By Rick R
As a practicing alcoholic, I became very crafty when it came to manipulating the people who loved me. I made promise after promise to change the way I did things, but I always disappointed them, which only made things worse for them and for me, as I see it now. What they did not know then, was that most of the time when they gave in trying to meet my requests, they were not helping me. Well meaning as they were, they were in fact, enabling me and that only perpetuated my problem. When I was turned down, I just went to the next one on my list, until I found someone that could not say no.
After I entered Alcoholics Anonymous (A.A.) and got deeper into the program I had to address my behavioral problems of the past and make restitution to those people. I realized how difficult it was for a loved one to say “No” to a child or a friend when they appeal to them the way we do. Then came the acid test for me.
If that had not happened would you be here right now?
I received a collect phone call from a divorced relative, (mother of two daughters ages 11 and 13) asking me for what was a goodly amount of money at that time. I was aware of her use of drugs and her priorities about her children. At first, she did not want to say why she needed the money, but after I insisted, she said that she was in jail and need to get bailed out. Visions of my past came back, and I was now on the receiving end of the enabling process. Writing the check would have been the easy thing to do, but as I now understand, not the right thing. I asked her why she called me instead of her friends. She replied, ”yours was the only number I could find.” I thought about it for moment then said, “If I thought It would help, I would be all over it. But, I know your track record and I know that if I bail you out, you will be running again, and your girls need you right now.” That was the best thing I could do for her at that time and I have never regretted it, and neither has she. She has nothing but respect for me today for having the strength to say “No” when that was the right answer. She has been sober for about 30 years.
Every so often a new person shows up at a meeting and is complaining about the bad break that came about that brought them to the program and when I get a chance to talk to them on a personal level the first question, I ask them is: “If that had not happened would you be here right now?” and their usual response is, “Probably not.”

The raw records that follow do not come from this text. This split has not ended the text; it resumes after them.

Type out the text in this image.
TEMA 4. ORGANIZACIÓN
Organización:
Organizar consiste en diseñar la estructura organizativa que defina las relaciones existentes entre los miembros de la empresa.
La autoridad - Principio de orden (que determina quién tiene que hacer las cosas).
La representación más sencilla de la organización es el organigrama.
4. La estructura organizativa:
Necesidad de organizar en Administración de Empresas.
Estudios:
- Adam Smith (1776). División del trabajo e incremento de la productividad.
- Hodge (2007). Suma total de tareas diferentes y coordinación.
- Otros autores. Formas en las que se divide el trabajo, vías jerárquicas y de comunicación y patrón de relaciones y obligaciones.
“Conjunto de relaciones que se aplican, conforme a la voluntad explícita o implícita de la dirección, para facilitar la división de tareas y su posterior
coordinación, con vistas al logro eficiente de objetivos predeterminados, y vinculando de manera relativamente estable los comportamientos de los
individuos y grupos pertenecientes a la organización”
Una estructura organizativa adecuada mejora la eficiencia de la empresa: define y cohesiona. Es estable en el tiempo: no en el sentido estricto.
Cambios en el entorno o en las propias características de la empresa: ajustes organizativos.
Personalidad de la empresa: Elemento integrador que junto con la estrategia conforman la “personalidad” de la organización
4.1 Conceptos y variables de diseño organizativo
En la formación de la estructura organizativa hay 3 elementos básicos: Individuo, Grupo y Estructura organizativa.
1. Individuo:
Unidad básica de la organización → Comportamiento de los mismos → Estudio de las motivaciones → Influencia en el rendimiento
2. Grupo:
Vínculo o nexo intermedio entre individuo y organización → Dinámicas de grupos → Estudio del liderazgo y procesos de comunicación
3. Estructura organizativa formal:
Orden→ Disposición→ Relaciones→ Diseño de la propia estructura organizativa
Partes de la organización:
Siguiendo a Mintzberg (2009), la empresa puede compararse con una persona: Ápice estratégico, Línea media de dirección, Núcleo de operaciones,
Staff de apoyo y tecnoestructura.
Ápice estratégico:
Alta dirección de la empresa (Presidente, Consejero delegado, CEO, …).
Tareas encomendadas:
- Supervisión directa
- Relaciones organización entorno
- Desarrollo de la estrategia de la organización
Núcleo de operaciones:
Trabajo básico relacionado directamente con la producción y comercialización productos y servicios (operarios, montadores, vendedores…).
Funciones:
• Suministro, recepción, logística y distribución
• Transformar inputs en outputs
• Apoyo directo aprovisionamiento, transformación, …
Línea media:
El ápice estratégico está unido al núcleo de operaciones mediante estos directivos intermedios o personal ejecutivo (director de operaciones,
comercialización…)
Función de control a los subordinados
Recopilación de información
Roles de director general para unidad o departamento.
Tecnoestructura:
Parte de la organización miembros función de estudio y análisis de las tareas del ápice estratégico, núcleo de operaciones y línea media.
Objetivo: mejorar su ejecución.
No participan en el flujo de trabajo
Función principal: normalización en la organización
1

I received a collect phone call from a divorced relative
The right decision is not always the most popular one and I may be misunderstood when I make it, but in good conscience I do try to muster up the strength to make it. Writing the check would have been the easy way and I may have been applauded for doing it. But for me, it would have been the more selfish thing to do. That single act may have been the turning point in her life, but no one can predict the outcome of any decision we make. As I look back on it now. If no one ever said “No” to me, I may never have changed and could have reached the point of no return and ended badly. Sometimes I must risk the disapproval of those that do not understand me. I, however, must make sure that my motives are unselfish.